AUTHOR=Jainta Benjamin , Siestrup Sophie , El-Sourani Nadiya , Trempler Ima , Wurm Moritz F. , Werning Markus , Cheng Sen , Schubotz Ricarda I. TITLE=Seeing What I Did (Not): Cerebral and Behavioral Effects of Agency and Perspective on Episodic Memory Re-activation JOURNAL=Frontiers in Behavioral Neuroscience VOLUME=15 YEAR=2022 URL=https://www.frontiersin.org/journals/behavioral-neuroscience/articles/10.3389/fnbeh.2021.793115 DOI=10.3389/fnbeh.2021.793115 ISSN=1662-5153 ABSTRACT=

Intuitively, we assume that we remember episodes better when we actively participated in them and were not mere observers. Independently of this, we can recall episodes from either the first-person perspective (1pp) or the third-person perspective (3pp). In this functional magnetic resonance imaging (fMRI) study, we tested whether agency and perspective modulate neural activity during memory retrieval and subsequently enhance memory performance. Subjects encoded a set of different episodes by either imitating or only observing videos that showed short toy stories. A week later, we conducted fMRI and cued episodic retrieval by presenting the original videos, or slightly modified versions thereof, from 1pp or from 3pp.

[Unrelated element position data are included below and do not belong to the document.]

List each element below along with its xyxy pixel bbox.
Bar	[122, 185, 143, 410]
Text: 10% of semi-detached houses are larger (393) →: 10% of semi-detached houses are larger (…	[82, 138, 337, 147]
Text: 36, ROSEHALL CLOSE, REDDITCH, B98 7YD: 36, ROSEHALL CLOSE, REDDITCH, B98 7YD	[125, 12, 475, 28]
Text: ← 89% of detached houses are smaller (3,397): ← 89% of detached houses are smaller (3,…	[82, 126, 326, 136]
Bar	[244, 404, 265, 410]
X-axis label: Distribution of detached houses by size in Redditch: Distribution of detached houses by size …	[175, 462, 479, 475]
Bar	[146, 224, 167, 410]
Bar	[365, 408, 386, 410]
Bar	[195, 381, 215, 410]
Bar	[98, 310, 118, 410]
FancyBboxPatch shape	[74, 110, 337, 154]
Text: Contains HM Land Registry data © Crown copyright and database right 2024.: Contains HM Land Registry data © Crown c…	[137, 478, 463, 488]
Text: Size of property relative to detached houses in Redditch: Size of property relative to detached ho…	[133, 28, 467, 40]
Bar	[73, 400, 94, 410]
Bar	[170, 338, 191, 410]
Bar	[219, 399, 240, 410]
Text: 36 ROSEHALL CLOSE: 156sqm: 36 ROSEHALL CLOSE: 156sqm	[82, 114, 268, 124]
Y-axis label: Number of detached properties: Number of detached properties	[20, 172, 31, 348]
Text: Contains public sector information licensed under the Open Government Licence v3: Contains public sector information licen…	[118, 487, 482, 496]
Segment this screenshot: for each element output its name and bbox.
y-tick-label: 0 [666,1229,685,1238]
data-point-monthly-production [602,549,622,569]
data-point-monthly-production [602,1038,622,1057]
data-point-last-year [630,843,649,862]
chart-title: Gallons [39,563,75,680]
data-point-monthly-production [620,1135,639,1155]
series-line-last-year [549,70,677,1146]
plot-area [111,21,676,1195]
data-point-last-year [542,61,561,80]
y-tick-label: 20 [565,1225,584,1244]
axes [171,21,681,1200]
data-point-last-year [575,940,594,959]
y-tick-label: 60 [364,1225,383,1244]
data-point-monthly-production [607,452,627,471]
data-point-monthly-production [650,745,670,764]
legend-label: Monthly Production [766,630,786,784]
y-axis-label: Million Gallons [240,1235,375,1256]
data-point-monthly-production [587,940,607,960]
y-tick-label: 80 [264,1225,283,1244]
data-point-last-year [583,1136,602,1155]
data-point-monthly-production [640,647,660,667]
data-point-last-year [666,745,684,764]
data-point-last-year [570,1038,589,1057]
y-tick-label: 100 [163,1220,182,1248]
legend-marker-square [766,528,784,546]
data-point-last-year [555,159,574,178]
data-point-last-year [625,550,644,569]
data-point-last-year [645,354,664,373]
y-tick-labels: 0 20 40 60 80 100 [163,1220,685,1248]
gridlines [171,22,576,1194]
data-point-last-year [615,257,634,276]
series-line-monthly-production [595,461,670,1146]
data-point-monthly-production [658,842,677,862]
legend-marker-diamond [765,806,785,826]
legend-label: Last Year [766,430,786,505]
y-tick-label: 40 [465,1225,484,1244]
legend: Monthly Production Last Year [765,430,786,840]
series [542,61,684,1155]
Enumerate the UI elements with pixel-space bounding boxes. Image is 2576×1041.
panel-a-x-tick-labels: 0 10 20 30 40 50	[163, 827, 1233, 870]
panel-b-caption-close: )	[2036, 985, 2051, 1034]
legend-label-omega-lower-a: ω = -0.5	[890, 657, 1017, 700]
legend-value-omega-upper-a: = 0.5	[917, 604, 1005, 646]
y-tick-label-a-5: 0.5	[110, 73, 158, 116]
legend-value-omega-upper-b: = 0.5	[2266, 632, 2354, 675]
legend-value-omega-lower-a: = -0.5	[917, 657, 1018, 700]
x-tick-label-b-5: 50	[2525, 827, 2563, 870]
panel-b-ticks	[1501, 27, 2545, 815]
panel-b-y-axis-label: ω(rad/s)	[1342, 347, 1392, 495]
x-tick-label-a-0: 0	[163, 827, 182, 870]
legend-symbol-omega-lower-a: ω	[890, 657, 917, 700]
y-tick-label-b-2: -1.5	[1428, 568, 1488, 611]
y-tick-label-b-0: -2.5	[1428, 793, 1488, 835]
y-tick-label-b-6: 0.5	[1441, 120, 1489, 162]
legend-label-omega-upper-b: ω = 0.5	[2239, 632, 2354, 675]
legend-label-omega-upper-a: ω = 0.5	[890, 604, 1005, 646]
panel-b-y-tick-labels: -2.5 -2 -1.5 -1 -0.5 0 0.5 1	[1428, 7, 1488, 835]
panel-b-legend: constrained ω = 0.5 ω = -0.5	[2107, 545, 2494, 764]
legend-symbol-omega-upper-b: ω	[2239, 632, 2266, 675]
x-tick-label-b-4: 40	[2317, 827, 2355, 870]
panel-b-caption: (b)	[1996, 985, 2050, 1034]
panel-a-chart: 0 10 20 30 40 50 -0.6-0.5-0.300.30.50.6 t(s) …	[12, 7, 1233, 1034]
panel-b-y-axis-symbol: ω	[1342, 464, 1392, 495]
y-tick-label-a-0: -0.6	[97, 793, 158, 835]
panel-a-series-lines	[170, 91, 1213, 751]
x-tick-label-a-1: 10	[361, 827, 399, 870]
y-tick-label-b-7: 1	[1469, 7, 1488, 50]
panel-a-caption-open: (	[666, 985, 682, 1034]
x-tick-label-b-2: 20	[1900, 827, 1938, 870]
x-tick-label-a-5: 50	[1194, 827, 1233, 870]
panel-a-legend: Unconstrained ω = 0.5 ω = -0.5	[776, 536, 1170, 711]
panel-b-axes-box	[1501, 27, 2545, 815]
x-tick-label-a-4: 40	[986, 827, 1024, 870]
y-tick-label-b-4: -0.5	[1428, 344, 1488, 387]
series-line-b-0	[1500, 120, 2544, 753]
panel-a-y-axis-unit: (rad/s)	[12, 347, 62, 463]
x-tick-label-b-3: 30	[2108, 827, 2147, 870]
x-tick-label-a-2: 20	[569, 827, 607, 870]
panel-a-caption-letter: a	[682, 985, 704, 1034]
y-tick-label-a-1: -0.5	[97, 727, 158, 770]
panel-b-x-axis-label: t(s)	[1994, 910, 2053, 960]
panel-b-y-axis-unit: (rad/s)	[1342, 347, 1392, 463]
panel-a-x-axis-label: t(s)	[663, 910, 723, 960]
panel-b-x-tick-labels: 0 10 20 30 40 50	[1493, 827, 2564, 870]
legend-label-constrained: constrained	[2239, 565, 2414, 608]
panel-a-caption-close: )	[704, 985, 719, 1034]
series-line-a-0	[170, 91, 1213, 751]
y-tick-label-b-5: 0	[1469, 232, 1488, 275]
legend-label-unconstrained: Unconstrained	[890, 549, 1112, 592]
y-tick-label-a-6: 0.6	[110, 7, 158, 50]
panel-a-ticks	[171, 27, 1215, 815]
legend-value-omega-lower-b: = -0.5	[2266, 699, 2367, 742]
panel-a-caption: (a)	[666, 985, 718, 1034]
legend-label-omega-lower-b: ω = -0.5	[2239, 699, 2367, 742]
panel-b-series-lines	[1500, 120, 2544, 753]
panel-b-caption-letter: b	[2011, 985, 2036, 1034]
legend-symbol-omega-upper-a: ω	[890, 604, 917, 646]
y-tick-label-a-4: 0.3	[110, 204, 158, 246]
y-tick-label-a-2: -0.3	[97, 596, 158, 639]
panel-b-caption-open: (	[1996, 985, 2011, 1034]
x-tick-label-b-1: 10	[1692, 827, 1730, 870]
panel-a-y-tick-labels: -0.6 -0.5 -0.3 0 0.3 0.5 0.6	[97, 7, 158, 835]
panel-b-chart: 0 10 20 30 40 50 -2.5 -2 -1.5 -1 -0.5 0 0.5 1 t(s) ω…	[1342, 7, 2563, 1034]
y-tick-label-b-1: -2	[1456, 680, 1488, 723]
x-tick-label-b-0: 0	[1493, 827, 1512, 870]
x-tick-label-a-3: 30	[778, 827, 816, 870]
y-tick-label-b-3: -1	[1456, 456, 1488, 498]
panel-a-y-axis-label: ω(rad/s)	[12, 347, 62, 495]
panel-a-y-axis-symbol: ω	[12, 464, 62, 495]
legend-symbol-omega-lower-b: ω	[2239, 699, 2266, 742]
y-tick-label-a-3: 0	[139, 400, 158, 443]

The hippocampal formation was sensitive to self-performed vs. only observed actions only when there was an episodic mismatch. In a post-fMRI memory test a history of self-performance did not improve behavioral memory performance. However, modified videos were often (falsely) accepted as showing truly experienced episodes when: (i) they were already presented in this modified version during fMRI or (ii) they were presented in their original form during fMRI but from 3pp. While the overall effect of modification was strong, the effects of perspective and agency were more subtle. Together, our findings demonstrate that self-performance and self-perspective modulate the strength of a memory trace in different ways. Even when memory performance remains the same for different agentive states, the brain is capable of detecting mismatching information. Re-experiencing the latter impairs memory performance as well as retrieving encoded episodes from 3pp.